We retrospectively reviewed the medical records of 21 patients with advanced epithelial ovarian carcinoma treated with intravenous chemotherapy in an attempt to restore intestinal function following small-bowel obstruction. All patients had a drainage gastrostomy tube placed for palliation of vomiting, and 11 patients received concomitant total parenteral nutrition (TPN). Eight (38%) patients were treated with single-agent paclitaxel, 7 (33%) received platinum-based regimens, and 6 (29%) received other second-line chemotherapy. The median survival for all patients post-gastrostomy tube placement was 84 days. The median survival for patients with recurrent ovarian cancer who received salvage chemotherapy and TPN was 89 days, longer than for patients who received salvage chemotherapy alone (71 days) (P = 0.031). Two of three patients with newly diagnosed ovarian cancer and concomitant bowel obstruction had sufficient temporary response from chemotherapy with resolution of obstruction and removal of the gastrostomy tube. Chemotherapy was ineffective in restoring bowel function in heavily pretreated patients with recurrent disease.

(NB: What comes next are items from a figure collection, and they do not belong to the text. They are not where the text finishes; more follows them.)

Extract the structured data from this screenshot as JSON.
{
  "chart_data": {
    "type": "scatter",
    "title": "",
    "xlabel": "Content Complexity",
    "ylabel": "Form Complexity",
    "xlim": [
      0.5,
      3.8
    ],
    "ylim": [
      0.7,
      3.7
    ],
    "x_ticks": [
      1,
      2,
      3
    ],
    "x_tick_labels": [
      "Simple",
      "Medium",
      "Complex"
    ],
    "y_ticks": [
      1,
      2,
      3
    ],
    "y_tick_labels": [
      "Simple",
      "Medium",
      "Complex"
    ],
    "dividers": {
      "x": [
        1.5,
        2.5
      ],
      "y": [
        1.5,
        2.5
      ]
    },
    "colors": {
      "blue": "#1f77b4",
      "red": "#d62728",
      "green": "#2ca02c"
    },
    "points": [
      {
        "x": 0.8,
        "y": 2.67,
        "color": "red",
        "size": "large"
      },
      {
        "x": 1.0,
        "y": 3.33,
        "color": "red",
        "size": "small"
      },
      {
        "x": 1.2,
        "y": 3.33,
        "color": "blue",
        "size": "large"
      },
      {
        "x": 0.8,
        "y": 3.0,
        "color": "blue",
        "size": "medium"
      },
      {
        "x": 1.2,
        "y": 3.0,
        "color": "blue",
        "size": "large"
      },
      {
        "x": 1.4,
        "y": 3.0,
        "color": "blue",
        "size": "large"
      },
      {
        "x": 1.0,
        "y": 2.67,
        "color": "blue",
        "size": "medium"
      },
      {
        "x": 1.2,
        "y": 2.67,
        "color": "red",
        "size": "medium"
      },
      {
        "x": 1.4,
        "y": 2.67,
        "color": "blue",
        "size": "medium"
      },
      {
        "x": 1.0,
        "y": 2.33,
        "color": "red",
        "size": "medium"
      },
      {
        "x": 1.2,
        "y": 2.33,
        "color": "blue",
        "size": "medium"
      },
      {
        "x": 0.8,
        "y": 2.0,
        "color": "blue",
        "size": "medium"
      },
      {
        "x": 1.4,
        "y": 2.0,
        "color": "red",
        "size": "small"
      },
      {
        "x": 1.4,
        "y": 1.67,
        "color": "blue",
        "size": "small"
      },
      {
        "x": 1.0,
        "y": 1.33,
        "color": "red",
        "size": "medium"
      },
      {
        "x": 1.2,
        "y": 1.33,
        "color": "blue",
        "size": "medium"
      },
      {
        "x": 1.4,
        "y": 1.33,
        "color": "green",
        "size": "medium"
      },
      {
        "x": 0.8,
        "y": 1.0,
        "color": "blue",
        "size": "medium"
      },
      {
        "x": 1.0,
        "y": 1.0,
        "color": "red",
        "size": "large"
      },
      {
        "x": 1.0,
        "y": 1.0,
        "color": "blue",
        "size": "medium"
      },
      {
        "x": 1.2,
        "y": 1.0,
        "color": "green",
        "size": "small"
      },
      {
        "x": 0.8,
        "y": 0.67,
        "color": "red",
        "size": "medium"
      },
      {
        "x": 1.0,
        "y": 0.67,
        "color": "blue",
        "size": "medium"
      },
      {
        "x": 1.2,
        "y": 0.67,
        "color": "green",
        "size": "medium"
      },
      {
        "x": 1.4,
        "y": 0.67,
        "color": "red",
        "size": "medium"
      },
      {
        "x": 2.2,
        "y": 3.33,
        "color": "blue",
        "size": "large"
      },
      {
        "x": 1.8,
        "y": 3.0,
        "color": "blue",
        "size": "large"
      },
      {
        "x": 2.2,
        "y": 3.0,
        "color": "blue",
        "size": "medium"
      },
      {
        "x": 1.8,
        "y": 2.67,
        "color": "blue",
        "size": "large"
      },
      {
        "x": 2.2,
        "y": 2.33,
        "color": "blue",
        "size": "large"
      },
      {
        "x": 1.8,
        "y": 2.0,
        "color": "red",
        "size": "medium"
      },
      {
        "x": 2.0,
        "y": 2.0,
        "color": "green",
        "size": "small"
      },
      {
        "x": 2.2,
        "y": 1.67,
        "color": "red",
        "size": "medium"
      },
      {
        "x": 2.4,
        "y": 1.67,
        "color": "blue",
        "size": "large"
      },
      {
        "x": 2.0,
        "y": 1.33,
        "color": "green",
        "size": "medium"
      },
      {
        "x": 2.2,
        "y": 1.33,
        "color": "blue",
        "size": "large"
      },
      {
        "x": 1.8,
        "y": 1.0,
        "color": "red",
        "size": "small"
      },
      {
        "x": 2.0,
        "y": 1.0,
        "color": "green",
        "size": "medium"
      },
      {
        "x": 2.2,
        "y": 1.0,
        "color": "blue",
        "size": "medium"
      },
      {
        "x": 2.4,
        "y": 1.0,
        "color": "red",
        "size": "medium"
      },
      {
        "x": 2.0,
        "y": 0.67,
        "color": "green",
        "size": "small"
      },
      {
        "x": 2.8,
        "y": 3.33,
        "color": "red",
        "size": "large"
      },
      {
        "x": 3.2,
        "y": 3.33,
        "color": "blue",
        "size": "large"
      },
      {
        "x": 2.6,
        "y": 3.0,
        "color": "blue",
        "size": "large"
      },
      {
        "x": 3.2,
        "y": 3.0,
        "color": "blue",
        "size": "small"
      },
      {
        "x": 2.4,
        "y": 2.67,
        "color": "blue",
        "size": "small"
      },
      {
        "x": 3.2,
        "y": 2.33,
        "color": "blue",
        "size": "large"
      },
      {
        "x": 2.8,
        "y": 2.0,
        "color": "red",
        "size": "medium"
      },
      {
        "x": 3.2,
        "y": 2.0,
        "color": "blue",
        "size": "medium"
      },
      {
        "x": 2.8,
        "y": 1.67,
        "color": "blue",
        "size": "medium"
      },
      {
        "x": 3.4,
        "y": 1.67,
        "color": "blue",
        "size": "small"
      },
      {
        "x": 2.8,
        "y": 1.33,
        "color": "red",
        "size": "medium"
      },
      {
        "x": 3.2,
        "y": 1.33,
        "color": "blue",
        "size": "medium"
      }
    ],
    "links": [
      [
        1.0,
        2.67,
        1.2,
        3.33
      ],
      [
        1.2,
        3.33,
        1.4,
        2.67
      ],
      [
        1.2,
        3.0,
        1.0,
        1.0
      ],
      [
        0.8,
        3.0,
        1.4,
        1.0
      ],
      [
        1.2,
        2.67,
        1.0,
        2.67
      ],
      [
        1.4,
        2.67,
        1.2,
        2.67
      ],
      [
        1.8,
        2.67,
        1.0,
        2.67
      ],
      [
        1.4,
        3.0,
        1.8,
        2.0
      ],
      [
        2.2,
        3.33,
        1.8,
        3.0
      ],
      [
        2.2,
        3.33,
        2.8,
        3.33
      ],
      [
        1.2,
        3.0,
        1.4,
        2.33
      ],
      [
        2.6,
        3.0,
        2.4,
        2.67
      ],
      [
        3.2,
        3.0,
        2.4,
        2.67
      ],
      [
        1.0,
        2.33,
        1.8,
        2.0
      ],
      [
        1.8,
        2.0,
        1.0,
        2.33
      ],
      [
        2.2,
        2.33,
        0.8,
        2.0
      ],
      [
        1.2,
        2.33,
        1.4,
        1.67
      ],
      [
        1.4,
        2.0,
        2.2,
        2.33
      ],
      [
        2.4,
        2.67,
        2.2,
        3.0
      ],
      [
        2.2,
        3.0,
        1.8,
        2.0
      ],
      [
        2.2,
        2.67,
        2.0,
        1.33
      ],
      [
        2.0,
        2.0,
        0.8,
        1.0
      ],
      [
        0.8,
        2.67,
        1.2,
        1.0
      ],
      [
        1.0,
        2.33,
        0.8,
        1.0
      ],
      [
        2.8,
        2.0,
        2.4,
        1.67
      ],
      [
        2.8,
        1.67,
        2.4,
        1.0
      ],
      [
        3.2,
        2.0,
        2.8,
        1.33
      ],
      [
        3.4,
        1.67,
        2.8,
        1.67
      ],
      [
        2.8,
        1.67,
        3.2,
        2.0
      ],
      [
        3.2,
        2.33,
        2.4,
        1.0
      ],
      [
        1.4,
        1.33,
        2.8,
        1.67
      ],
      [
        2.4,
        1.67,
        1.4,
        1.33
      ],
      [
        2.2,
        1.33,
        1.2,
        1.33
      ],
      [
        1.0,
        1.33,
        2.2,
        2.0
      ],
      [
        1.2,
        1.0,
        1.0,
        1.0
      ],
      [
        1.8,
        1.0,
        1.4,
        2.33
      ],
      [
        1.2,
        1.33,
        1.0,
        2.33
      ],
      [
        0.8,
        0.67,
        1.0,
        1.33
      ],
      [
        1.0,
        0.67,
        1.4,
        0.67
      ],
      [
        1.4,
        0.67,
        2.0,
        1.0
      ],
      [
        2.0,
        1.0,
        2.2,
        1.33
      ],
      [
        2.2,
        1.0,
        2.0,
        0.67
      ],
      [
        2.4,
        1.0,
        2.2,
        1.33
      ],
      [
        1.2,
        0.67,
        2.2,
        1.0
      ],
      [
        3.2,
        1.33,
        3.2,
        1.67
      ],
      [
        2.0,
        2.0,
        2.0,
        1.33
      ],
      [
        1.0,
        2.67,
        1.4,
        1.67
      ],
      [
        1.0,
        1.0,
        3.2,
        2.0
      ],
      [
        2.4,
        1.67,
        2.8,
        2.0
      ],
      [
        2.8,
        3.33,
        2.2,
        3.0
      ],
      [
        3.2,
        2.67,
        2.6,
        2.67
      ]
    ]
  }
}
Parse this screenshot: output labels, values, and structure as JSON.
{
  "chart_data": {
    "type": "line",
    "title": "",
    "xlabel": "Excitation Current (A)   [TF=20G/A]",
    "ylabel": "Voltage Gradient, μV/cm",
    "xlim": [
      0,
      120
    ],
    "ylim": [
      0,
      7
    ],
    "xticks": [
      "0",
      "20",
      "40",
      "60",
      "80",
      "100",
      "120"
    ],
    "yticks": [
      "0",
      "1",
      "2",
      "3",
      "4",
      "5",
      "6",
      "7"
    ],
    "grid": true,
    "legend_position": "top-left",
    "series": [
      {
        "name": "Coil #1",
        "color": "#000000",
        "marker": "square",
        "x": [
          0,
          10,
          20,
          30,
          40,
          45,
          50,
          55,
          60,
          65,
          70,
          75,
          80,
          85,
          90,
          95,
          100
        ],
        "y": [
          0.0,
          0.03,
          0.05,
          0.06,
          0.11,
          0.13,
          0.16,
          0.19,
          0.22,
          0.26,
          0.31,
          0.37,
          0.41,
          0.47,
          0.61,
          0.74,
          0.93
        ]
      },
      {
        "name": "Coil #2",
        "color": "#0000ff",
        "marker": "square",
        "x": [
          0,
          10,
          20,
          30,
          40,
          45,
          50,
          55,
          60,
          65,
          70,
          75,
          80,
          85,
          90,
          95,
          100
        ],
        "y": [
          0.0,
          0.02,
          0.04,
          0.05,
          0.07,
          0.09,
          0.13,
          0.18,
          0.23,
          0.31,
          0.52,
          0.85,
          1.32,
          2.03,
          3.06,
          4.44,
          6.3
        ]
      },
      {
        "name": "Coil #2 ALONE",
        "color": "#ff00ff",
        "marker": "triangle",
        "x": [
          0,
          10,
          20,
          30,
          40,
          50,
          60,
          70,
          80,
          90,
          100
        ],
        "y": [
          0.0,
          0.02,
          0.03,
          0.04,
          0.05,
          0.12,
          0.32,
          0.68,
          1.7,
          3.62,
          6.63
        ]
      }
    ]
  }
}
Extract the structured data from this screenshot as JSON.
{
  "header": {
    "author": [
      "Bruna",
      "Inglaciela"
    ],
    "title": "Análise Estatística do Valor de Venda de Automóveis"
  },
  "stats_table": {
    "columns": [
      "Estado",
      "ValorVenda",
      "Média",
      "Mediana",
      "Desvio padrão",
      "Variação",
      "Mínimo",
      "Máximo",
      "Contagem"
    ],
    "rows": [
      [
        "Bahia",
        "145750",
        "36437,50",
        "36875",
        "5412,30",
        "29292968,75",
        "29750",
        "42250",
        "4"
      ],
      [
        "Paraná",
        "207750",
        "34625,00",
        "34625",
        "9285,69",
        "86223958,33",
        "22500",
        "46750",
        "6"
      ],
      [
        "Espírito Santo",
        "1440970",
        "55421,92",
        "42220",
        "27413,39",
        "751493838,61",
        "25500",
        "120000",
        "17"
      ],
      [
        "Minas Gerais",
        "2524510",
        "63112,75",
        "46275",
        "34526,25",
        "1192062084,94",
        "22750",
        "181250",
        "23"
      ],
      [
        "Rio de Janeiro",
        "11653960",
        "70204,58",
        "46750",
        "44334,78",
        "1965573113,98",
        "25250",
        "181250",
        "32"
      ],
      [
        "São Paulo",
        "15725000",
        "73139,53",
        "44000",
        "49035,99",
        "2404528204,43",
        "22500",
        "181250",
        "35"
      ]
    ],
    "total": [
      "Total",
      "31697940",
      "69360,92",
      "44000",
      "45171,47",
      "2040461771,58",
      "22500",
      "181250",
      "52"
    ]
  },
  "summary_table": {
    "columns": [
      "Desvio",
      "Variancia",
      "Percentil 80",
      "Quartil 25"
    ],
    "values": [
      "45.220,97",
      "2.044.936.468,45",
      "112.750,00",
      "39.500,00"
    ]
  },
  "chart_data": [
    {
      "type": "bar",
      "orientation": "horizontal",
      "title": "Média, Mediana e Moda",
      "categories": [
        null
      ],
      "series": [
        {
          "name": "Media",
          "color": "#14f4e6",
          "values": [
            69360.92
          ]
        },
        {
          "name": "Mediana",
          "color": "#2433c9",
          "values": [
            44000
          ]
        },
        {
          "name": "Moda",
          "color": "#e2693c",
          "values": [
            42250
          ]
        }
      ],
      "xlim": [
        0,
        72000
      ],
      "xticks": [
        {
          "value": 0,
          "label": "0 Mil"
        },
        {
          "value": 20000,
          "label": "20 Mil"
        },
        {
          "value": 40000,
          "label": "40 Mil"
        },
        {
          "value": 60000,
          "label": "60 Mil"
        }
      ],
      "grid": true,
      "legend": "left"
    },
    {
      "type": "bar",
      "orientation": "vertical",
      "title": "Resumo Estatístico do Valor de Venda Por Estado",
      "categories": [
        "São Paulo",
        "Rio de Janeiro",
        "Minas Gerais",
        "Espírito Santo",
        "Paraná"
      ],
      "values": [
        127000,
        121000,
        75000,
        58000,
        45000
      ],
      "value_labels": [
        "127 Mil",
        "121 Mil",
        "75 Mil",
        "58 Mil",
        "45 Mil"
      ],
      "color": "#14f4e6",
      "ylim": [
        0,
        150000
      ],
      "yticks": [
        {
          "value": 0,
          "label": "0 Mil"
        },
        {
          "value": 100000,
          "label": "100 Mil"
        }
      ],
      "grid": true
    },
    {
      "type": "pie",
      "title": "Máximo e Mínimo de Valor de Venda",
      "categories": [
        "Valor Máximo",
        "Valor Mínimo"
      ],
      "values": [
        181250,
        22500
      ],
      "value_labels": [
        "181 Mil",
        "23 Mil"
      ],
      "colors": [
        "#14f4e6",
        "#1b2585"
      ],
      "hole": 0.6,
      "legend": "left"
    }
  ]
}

我们回顾性分析了21例晚期上皮性卵巢癌患者的病历,这些患者接受了静脉化疗,旨在缓解小肠梗阻后恢复肠道功能。所有患者均放置了引流胃造瘘管以缓解呕吐,11例患者同时接受了全胃肠外营养(TPN)。8例(38%)患者接受单药紫杉醇治疗,7例(33%)接受铂类方案,6例(29%)接受其他二线化疗。所有患者胃造瘘管置入后的中位生存期为84天。接受挽救性化疗和TPN的复发性卵巢癌患者的中位生存期为89天,长于仅接受挽救性化疗的患者(71天)(P = 0.031)。3例新诊断卵巢癌并伴有肠梗阻的患者中有2例对化疗有足够的暂时反应,梗阻解除,胃造瘘管拔除。化疗对复发疾病的多次预处理患者恢复肠道功能无效。